Well today is of course St Patricks Day so what better way to celebrate than by reading a book set in Ireland/Northern Ireland?
Follow the map – image courtesy of Google Maps
Eureka Street by Robert McLiam Wilson
Jake Jackson and Chuckie Lurgan are good friends. But one is Catholic and the other is Protestant–their journey and experience around their sectarian set at a time when Belfast was in the middle of ‘The Troubles’, this is a poignant and often very funny look at Belfast.
“All stories are love stories” is the first sentence of this book. It’s not a love story in the traditional sense but a delicious tribute to the city of Belfast.
Broken Harbour by Tana French
In Broken Harbour, a ghost estate outside Dublin – two children and their father are dead. The mother is on her way to intensive care. Scorcher Kennedy at first thinks its a sad case of a man’s financial woes troubles ending in the slaughter of his family. But many things just don’t add up…
To make matters worse, this case is a strange and painful reminder of what happened to his own family at the same places, when they were kids.
‘The Whereabouts of Eneas McNulty’ by Sebastian Barry
The tensions surrounding the Irish struggle for independence lie at the heart of this novel set in the town of Sligo about the tensions surrounding the Irish struggle for independence
A man joins the British-led police force the Royal Irish Constabulary, but ends up being labelled a traitor. As a marked man he goes on the run, but he sneaks back to Sligo whenever he can.

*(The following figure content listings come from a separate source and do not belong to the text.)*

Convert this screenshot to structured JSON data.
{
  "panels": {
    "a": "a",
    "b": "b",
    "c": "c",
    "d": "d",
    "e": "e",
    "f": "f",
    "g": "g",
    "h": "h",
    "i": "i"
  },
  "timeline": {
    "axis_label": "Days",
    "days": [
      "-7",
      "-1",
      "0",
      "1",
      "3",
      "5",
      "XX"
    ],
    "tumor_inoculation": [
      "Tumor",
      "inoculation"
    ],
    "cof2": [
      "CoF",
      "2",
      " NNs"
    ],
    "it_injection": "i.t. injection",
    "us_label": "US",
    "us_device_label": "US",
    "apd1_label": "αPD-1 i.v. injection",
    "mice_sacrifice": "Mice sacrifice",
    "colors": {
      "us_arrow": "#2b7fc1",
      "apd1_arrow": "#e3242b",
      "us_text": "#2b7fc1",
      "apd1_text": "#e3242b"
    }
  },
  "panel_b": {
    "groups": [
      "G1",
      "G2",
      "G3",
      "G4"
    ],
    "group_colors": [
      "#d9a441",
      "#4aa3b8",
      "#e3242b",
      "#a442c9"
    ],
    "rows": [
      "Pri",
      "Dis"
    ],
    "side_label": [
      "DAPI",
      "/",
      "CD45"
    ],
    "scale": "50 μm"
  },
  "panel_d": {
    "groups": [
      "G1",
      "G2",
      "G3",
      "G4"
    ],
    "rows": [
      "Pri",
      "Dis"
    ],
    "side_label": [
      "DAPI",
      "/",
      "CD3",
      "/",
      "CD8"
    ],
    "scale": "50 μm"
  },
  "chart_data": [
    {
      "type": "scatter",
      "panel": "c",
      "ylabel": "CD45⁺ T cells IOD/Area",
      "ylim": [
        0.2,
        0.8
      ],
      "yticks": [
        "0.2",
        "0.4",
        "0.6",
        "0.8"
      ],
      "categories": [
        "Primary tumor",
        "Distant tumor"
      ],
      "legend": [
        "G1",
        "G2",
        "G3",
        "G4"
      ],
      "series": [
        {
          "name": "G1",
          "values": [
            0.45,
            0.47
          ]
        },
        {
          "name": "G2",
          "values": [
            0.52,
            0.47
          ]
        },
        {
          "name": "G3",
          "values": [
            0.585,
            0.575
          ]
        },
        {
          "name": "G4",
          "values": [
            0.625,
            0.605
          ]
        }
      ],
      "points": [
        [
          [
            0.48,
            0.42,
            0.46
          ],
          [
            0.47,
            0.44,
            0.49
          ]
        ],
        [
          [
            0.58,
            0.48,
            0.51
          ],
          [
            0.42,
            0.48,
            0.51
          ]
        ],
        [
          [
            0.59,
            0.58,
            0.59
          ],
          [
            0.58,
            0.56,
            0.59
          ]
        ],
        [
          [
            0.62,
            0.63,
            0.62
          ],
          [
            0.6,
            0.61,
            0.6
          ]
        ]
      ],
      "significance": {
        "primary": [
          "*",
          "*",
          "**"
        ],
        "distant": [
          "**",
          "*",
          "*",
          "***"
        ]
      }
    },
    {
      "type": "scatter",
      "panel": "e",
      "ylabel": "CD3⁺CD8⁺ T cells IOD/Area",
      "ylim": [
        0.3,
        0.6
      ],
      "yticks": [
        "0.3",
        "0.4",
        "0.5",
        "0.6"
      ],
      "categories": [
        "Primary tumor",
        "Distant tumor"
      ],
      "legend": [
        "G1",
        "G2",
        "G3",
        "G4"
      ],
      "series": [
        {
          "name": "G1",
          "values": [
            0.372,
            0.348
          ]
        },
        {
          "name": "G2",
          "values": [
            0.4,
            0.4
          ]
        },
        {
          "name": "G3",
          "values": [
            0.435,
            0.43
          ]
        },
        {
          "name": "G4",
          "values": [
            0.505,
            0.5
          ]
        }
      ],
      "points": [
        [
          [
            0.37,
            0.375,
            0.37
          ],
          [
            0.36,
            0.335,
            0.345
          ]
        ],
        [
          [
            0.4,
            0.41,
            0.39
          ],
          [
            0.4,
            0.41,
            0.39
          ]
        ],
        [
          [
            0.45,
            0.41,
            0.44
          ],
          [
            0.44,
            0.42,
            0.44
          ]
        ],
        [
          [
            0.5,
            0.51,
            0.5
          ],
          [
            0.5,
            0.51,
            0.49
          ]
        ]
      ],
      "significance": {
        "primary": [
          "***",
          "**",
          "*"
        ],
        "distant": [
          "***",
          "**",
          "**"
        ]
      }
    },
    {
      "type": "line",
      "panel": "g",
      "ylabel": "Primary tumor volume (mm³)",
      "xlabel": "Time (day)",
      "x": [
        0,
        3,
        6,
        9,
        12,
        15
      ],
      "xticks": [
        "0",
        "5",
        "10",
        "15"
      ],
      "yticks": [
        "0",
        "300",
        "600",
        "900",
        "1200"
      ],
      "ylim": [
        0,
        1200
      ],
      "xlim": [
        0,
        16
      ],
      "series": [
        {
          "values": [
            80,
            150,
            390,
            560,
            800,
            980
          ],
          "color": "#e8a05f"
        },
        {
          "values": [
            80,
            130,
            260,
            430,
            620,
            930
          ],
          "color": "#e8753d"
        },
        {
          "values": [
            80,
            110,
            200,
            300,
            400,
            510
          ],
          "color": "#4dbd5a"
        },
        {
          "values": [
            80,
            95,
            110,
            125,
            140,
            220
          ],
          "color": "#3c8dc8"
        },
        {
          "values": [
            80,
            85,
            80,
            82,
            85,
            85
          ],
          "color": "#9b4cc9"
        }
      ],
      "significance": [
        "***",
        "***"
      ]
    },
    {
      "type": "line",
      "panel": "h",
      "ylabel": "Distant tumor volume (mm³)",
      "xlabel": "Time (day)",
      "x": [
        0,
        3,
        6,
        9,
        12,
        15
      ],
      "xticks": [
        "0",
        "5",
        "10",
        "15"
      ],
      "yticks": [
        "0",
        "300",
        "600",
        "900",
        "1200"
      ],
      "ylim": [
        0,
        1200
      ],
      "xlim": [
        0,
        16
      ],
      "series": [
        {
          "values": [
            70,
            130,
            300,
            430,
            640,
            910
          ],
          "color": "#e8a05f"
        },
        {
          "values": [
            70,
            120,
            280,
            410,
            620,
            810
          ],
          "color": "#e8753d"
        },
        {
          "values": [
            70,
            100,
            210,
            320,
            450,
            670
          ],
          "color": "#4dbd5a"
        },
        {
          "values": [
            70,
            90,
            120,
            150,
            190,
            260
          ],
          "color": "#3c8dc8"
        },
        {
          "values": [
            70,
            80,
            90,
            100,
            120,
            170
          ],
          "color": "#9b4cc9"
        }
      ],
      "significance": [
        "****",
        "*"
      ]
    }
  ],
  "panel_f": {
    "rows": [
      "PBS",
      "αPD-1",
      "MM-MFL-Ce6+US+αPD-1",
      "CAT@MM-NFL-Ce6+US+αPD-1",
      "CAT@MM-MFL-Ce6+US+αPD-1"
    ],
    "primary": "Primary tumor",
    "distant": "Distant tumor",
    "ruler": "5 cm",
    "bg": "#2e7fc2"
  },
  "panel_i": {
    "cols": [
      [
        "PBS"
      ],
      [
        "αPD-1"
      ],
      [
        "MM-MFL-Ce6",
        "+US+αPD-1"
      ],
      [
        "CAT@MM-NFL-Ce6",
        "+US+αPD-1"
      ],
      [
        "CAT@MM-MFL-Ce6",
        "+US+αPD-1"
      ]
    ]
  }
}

This is his journey and more of 20th Century Ireland, and of a man and a country both fighting to exist.
‘Juno and Juliet’ by Julian Gough
This is a story of identical twins during their first year at university which sees them adjusting to life in the city, drinking in the bars and sometimes attending classes A coming of age story in which Galway itself is one of the main characters.
Tipperary by Frank Delaney – A novel of Ireland
The story of an itinerant healer born in 1860 who travels the countryside dispensing cures, discovering the story of Ireland through its people, and witnesses at first hand, the birth of land-reform measures destined to lead to Irish independence.
When he falls in love with April Jones who rejects him and so he returns to Ireland and decides to preserve an abandoned estate in tipperary which may belong to april and her father. As he travels and works, he meets such figures as Charles Parnell and George Bernard Shaw.
This is the story of a man’s passion for the woman he loves is intertwined with his country’s emergence as a nation.